3Blue1Brown
March 31, 2019
TL;DR
Differential equations are fundamental mathematical tools that describe how things change over time across physics, biology, and other fields; they're often solved through visualization techniques like phase space diagrams rather than exact formulas.
“Since Newton, mankind has come to realize that the laws of physics are always expressed in the language of differential equations.”
— Stephen Strogatz
“Differential equations arise whenever it's easier to describe change than absolute amounts.”
— Presenter
“One of the most powerful inventions of modern science”
— James Gleick (on phase space)
“They're really freaking hard to solve.”
— Presenter
1. What Are Differential Equations?
Introduction to differential equations as the language of physics and beyond, explaining how they describe change rather than absolute quantities and arise whenever rates of change are more easily characterized than current values.
2. Simple Example: Projectile Motion
A basic warmup with constant gravity showing how the gravitational acceleration constant can be integrated to find velocity and position—a straightforward differential equation solved by integration.
3. The Pendulum Problem
A more complex example revealing why real pendulums don't oscillate as simple sine waves, despite high school approximations suggesting they do; introduces the damped pendulum equation involving sine of theta and air resistance terms.

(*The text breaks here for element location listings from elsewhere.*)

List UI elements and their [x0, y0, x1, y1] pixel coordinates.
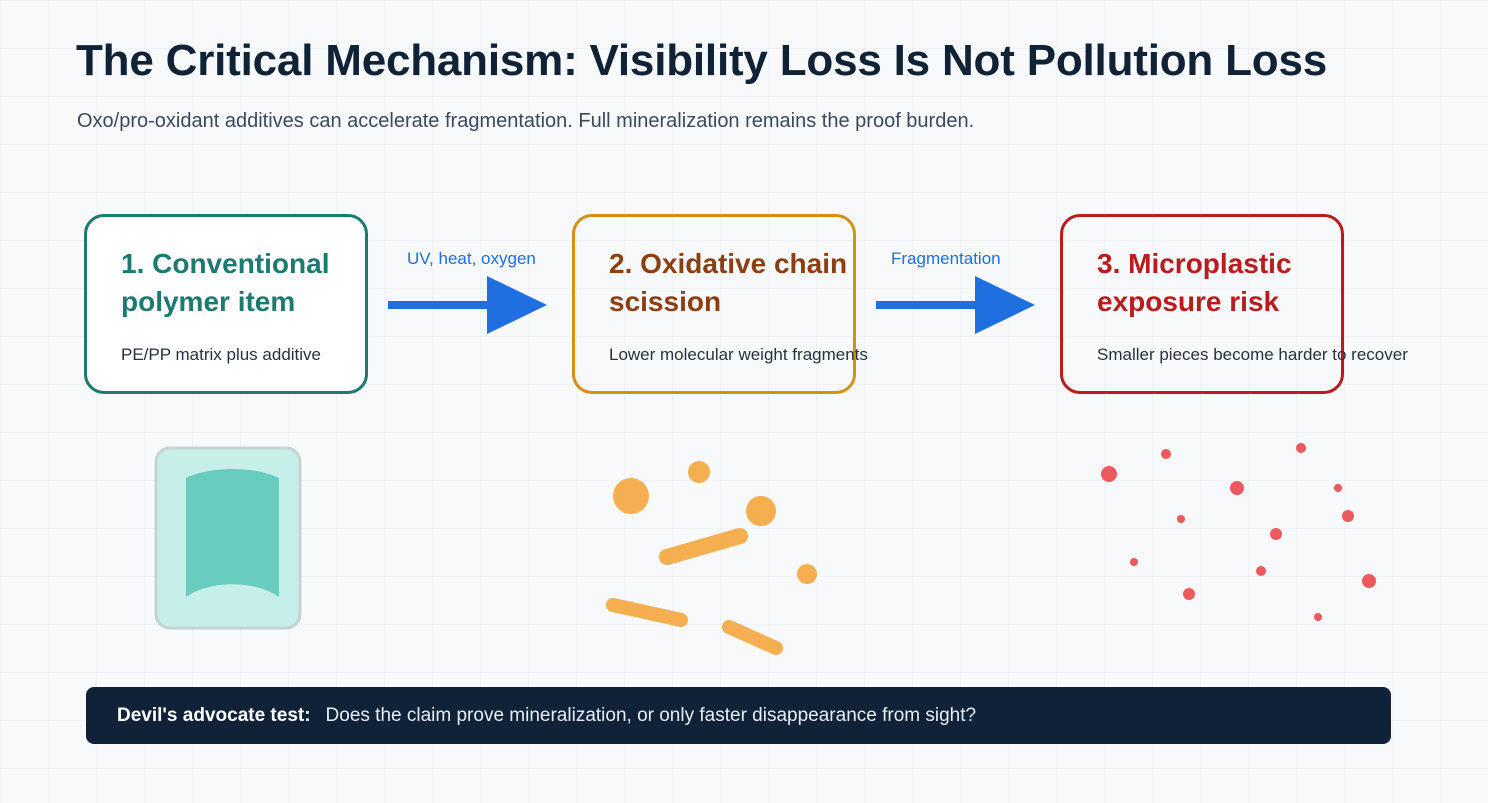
step-card-oxidative-scission: 2. Oxidative chain scission Lower molecu… — [572, 214, 868, 394]
step-description: Lower molecular weight fragments — [609, 345, 868, 364]
callout-text: Does the claim prove mineralization, or … — [325, 704, 977, 726]
step-description: PE/PP matrix plus additive — [121, 345, 321, 364]
plastic-sheet-icon — [154, 446, 302, 630]
arrow-label-uv-heat-oxygen: UV, heat, oxygen — [407, 249, 536, 268]
microplastic-particles-icon — [1101, 443, 1376, 621]
callout-label: Devil's advocate test: — [117, 704, 311, 726]
step-card-conventional-polymer: 1. Conventional polymer item PE/PP matri… — [84, 214, 368, 394]
arrow-right-icon — [876, 276, 1035, 334]
page-title: The Critical Mechanism: Visibility Loss … — [76, 36, 1327, 85]
fragments-icon — [606, 461, 817, 655]
arrow-right-icon — [388, 276, 547, 334]
devils-advocate-callout: Devil's advocate test: Does the claim pr… — [86, 687, 1391, 744]
step-description: Smaller pieces become harder to recover — [1097, 345, 1408, 364]
step-card-microplastic-risk: 3. Microplastic exposure risk Smaller pi… — [1060, 214, 1408, 394]
step-title: 2. Oxidative chain scission — [609, 248, 848, 317]
page-subtitle: Oxo/pro-oxidant additives can accelerate… — [77, 110, 975, 132]
step-title: 3. Microplastic exposure risk — [1097, 248, 1292, 317]
arrow-label-fragmentation: Fragmentation — [891, 249, 1001, 268]
step-title: 1. Conventional polymer item — [121, 248, 330, 317]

4. Phase Space and Vector Fields
The key insight that second-order differential equations can be rewritten as systems of first-order equations and visualized as vector fields in abstract state spaces, where each point represents all information needed to predict future evolution.
5. Understanding via Visualization Rather Than Solution
Explanation of why finding exact analytic solutions is often impractical or impossible; instead, phase space diagrams and vector fields allow meaningful understanding and prediction without explicit formulas.
6. Phase Flow and Stability Analysis
Introduction to phase flow as a way to study entire collections of trajectories, and the concept of stability by analyzing whether the flow attracts or repels from fixed points.
7. Unexpected Applications: The Mathematics of Love
A whimsical but mathematically rigorous example showing how differential equations describing romantic attraction have the same underlying structure as pendulum dynamics, illustrating the universality of these mathematical tools.
8. Numerical Methods: Simulating Solutions
Practical approach to approximating solutions through small time steps and iteration, demonstrated with a simple Python algorithm that mirrors how computers numerically solve unsolvable differential equations.
9. Limitations and Chaos Theory
Discussion of fundamental constraints on predictability: some systems cannot be solved exactly, and chaos theory reveals that even perfect knowledge of equations doesn't guarantee long-term predictive power due to sensitivity to initial conditions.